Challenges and the way forward
Tech Nation's study does contain some legitimate cautions that the UK needs to take to ensure that the opportunities being seen are egalitarian, despite all the encouraging signs in the tech and digital sector. For instance, only 26 per cent of people in the UK feel that learning a technology skill will enable them to attract greater pay, indicating that knowledge of the chance to earn more is low nationwide.
Additionally, a significant share of senior leaders are highly qualified people. 74.6 per cent of those who include this information in their profiles hold a bachelor's degree, and 46.3 per cent have a master's degree. What's more, it's particularly intriguing that the best educational institutions in the world are at the top of the list for C-suite education in the technology industry, exposing a potentially precarious situation. The Universities of Cambridge and Oxford are at the top of the list for educational institutions, which account for a combined 4.6 per cent of educational experiences. Nevertheless, only 1 per cent of UK students are accepted into Oxford and Cambridge, respectively.

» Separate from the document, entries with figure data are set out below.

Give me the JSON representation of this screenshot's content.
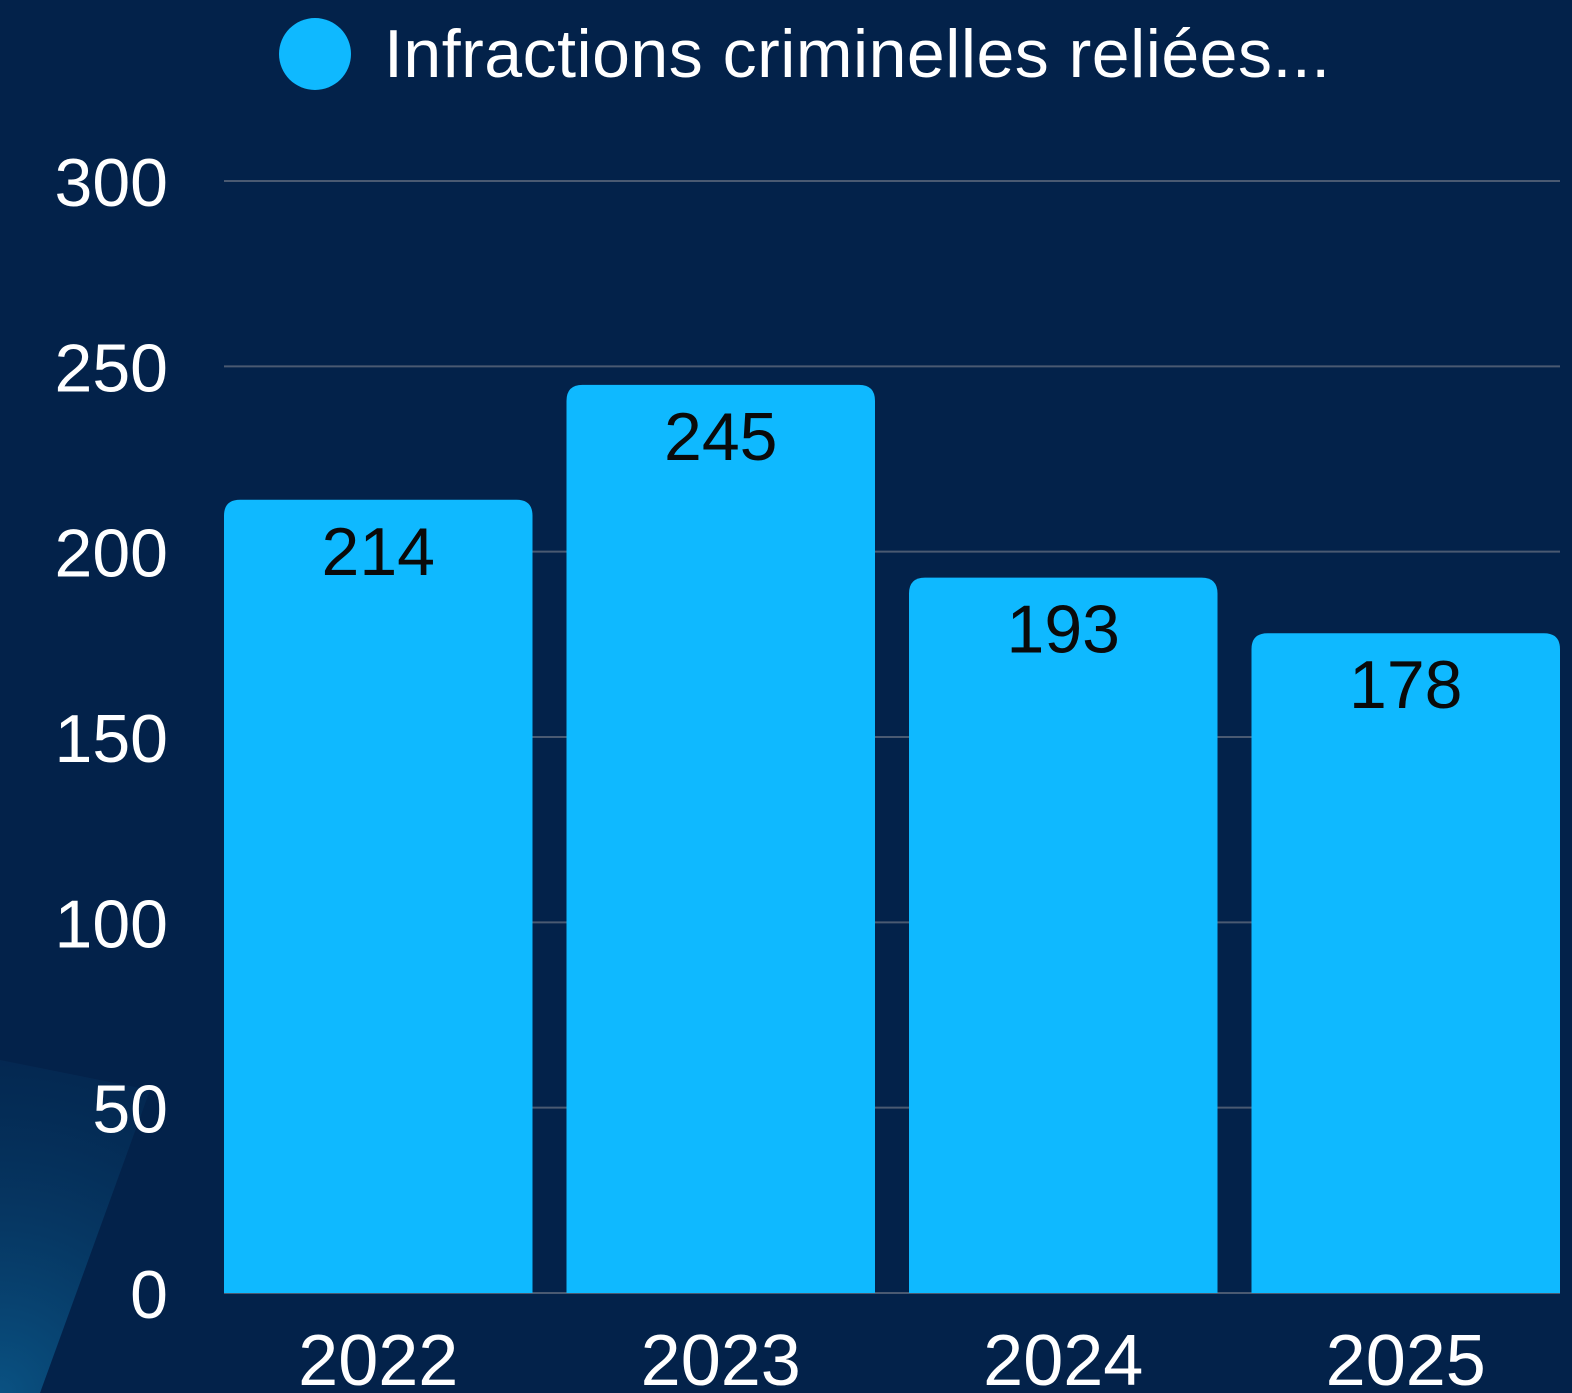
{
  "chart_data": {
    "type": "bar",
    "categories": [
      "2022",
      "2023",
      "2024",
      "2025"
    ],
    "series": [
      {
        "name": "Infractions criminelles reliées...",
        "values": [
          214,
          245,
          193,
          178
        ],
        "color": "#0fb9ff"
      }
    ],
    "data_labels": [
      "214",
      "245",
      "193",
      "178"
    ],
    "yticks": [
      "0",
      "50",
      "100",
      "150",
      "200",
      "250",
      "300"
    ],
    "ylim": [
      0,
      300
    ],
    "grid": true,
    "legend_position": "top",
    "colors": {
      "background": "#03224a",
      "bar": "#0fb9ff",
      "gridline": "#4a5a72",
      "axis_text": "#ffffff",
      "data_label_text": "#0a0a0a"
    }
  }
}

Most tech companies surveyed by the trade association techUK anticipate rising sales, investments, and staff in 2022. This indicates that the UK's technology sector is enthusiastic about the future. However, the questioned companies urged the government to prioritise funding for R&D and innovation above access to overseas talent and improved training to assist them to realise their goals. Despite the uncertainties, more than 50 per cent of the survey respondents' companies said they intended to expand their investment plans, and almost 70 per cent said they intended to increase their personnel based on this year's results. Businesses also reported a strong optimism about their future intentions for investments in the UK and expanding their businesses.